My dad and I still occasionally try to have a relationship, but then it all flies south. It usually starts with my dad showing up with a grand financial gesture and an idealized vision. A trip to Europe, where I will do all the interpreting. A bike trip to ride the French Alps. A ski day where he can be proud that I ski like he does. When I turned 40, it was a mountain bike trip – though it had to be one he chose. We went to Moab for a 4-day bike of the White Rim. I was a strong rider and could stay at the front of our group. My dad, who had become deeply interested in geology (a room in his basement is now filled with rocks and he has three different geology microscopes), took his time to look at rocks and stayed close to the back of the group. On the penultimate day of this 4-day ride, he exploded. “You little bitch,” he confronted me on the rim of the canyon. “Can’t you see my hip hurts? I’m at the back of the group. Selfish ingrate. You haven’t biked with me enough. This is our last trip together. I don’t ever want to see you again. And you’ve gained weight. You’re my biggest disappointment.” I calmly told him that I believed that he had been looking at rocks and had been happy taking his time, and that everyone is only competing against him or herself. “Shut up.” he said, suddenly afraid that the other group members would hear. We ended the trip, and he didn’t talk to me at all during the whole 6-hour car ride back to Colorado. “Have a nice life.” he said as he dropped me at my mom’s house.

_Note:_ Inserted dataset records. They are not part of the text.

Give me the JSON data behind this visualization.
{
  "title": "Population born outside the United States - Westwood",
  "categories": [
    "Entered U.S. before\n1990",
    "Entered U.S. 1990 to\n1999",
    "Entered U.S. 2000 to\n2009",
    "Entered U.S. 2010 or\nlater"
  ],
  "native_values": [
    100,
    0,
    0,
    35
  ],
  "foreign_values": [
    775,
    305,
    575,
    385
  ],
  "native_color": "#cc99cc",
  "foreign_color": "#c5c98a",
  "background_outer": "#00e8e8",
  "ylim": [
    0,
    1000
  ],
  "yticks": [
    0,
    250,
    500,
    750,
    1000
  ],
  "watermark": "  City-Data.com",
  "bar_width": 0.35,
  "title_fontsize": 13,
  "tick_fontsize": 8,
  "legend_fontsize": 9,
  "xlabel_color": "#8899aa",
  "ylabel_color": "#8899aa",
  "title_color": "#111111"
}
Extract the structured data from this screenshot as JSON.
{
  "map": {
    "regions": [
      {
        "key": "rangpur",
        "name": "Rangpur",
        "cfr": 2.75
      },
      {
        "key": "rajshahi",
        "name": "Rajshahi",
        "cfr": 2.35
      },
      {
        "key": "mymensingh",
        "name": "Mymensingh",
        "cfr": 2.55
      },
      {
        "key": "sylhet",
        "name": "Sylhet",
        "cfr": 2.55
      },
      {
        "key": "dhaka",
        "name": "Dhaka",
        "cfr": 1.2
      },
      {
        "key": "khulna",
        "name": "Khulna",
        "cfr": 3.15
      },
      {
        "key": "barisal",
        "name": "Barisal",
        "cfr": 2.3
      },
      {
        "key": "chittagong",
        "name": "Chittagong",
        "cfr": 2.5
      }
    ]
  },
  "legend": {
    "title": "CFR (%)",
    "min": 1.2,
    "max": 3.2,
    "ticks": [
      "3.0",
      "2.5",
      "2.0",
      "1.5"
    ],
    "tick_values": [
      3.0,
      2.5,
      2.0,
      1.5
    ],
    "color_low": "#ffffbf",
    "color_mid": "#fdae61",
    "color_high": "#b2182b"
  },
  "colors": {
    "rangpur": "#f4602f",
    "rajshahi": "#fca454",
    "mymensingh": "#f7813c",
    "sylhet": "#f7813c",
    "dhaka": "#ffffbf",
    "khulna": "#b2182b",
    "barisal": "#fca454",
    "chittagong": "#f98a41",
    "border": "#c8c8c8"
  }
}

Over time I’ve come to understand now that he has very limited emotional bandwidth and not much room to operate outside of picking up his marbles and leaving the playing field when he doesn’t win, but that doesn’t mean it doesn’t hurt every time. On the other hand, my dad never had many others standing up to him or stayed in situations where he was confronted. I was someone he couldn’t escape who did stand up to him, and one time he told me that he thinks I’m one of the strongest people he knows. But there was always a price for it. I’m definitely the black sheep of my family.

I think that my experiences with my dad compelled me to try to find a different way, also set me up to understand that sometimes success comes with hidden costs and agendas, that sometimes gifts are for the giver, that some battles are more worth fighting that others.

What threw me was thinking I had found something different in my ideals about academia, which felt oddly familiar though I couldn’t explain why to myself at first, only to realize that no, others do not always support or welcome or honor one’s success, and actually this sort of blindsided me because I thought I’d had better judgment than to let myself in for more of that sort of pain. At first I didn’t understand why some of the older grad students seemed to make a point to keep their heads down, to underperform. I thought it was sloth, or maintaining a status quo. I didn’t fully appreciate that it was a sort of compromise for survival, and that, being idealistic, I was not somebody who could live well or non-self-destructively with making the sorts of compromises one often has to if one wants to survive where there are hard edges of people at play. The shame, fear and anger of tolerating unfairness or abuse could eat me alive. Which sort of leaves one floating in a no-woman’s land of not knowing anymore what is safe or who to trust, and unwilling to throw more effort at it.

It’s always been easy to try not to be narcissistic or repeat those patterns, but it’s been hard to unchain that from also not having success. Like if one has success without power one gets squashed, but success with power makes people narcissistic through some mysterious alchemical process. Which I know is false, and certainly there are enough examples around of successful people who don’t need to take others down, but somehow it’s still hard to believe.